Benefit-Risk Assessment of Crataegus Extract WS 1442

An Evidence-Based Review

Christian J. F. Holubarsch; Wilson S. Colucci; Jaan Eha


Am J Cardiovasc Drugs. 2018;18(1):25-36. 

In This Article

Pharmacology and Nonclinical Data, Mode of Action

In vitro experiments with human myocardial tissue demonstrated a positive inotropic effect of WS 1442 and a concentration-dependent increase of myocardial contractility accompanied by a transient rise in intracellular calcium.[11,12] The effect is likely mediated by cyclic adenosine monophosphate (cAMP)-independent inhibition of sodium-potassium-ATPase, and is accompanied by an improved energy turnover of myocytes.[12–14] In contrast to cardiac glycosides, WS 1442 prolongs the action potential and the refractory period, and possesses pronounced anti-arrhythmic properties.[15] WS 1442 enhances the relaxant effect of the nitric oxide (NO) donor nitroprusside and increases the release of NO from the endothelium while possibly inhibiting the NO degradation due to the antioxidative properties of WS 1442.[16] The extract causes endothelium-dependent vasorelaxation by an NO-mediated mechanism via endothelial NO synthase (eNOS)-phosphorylation at serine 1177.[17,18] Increased endothelial NO availability delays activation of the local angiotensin system and endothelial senescence.[19] Endothelium-derived hyperpolarizing factor contributes to the vasorelaxing activity of WS 1442, most likely due to reduced vascular oxidative stress.[20] Moreover the compound enhances microcirculation by reducing endothelial surface layer height and stiffness[21] as well as by increasing red blood cell (RBC) NO formation[22] and RBC surface negativity.[23] Chronic administration of WS 1442 leads to a dose-dependent increase in myocardial basal vessel blood flow[24] and prevents deoxycorticosterone acetate (DOCA) salt-induced hypertension and alterations of cardiac, vascular, and renal structure and function.[25]

In animal models of short-term ischemia and reperfusion, WS 1442 caused a significant reduction of ventricular fibrillation, tachycardia, and hypotensive crisis.[15,26] Protection against reperfusion injury as well as reduction of ST segment elevation after reperfusion and ventricular fibrillation, infarct size, and mortality were also observed in rats.[27] An increased coronary blood flow as well as reduced endothelial dysfunction, inhibition of lipid oxidation and anti-inflammatory properties may contribute to the cardioprotective effects of WS 1442.[28] Sustained, maladaptive cardiac hypertrophy related to physiological stimuli, such as hypertension, valvular disease, or myocardial infarction, has been recognized as a leading cause of cardiac insufficiency.[20] WS 1442 lowered the hypertensive blood pressure and inhibited the development of cardiac hypertrophy in rats, while it had no effect in normotensive control animals.[25,29] In pressure overload-related cardiac hypertrophy, a reduction of enlarged left ventricular chamber volume and augmented wall thickness was observed.[30,31]

In a rat model of endotoxin shock, WS 1442 significantly reduced the deterioration of cardiac output and prevented an increase in peripheral resistance.

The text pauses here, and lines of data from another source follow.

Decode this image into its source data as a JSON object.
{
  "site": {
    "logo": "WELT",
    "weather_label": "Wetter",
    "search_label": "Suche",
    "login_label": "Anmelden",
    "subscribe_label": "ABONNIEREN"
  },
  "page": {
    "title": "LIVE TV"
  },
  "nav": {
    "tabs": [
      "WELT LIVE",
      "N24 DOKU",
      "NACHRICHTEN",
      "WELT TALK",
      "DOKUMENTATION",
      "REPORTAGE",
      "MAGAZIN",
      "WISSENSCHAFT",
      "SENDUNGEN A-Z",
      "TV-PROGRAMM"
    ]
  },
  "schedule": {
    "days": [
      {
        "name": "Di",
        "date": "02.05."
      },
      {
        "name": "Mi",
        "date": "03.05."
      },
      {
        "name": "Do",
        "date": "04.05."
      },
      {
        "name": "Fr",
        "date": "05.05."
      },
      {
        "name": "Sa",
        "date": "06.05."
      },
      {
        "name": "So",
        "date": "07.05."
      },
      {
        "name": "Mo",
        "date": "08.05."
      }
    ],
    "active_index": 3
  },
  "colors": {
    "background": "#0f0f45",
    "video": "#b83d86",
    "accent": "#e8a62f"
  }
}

Since the extract did not affect peripheral blood pressure or heart rate, the increased cardiac output is presumably related to improved ventricular diastolic filling and enhanced myocardial contractility.[32] There is pre-clinical evidence that WS 1442 may have a beneficial effect on human lipid metabolism.[9] For example, an in vitro experiment using human Hep-G2 cells showed that WS 1442 causes a dose-dependent inhibition of apolipoprotein-B secretion and thereby decreases the formation of oxygenated low-density lipoprotein (LDL), from which a prophylactic effect against atherosclerosis may be expected.[33,34]

Most of the beneficial effects of WS 1442 on the myocardium, notably its cardioprotective properties, are closely related to the OPC to which the extract is adjusted.[16,27,28]

Hecker-Niediek[35] determined the absorption and distribution of the radioactivity of 14C-labeled catechins, a trimeric procyanide, an OPC total fraction and higher OPCs after intravenous and oral administration in mice. Total radioactivity was measured in blood and different organs without determination of individual metabolites. One hour after oral administration, absorption of radioactivity could already be detected for all labeled substances. The absorption rate for the OPC total fraction was about 31%, and the rates for individual substances ranged from 16 to 40%. After repeated oral administration, the accumulation of radioactivity was higher than after a single dose.

In studies conducted with rats, WS 1442 doses of up to 3000 mg/kg body weight did not cause any chemical, hematological, morphological, or histological abnormalities or genotoxicity and had no influence on peri- or post-natal development.[9]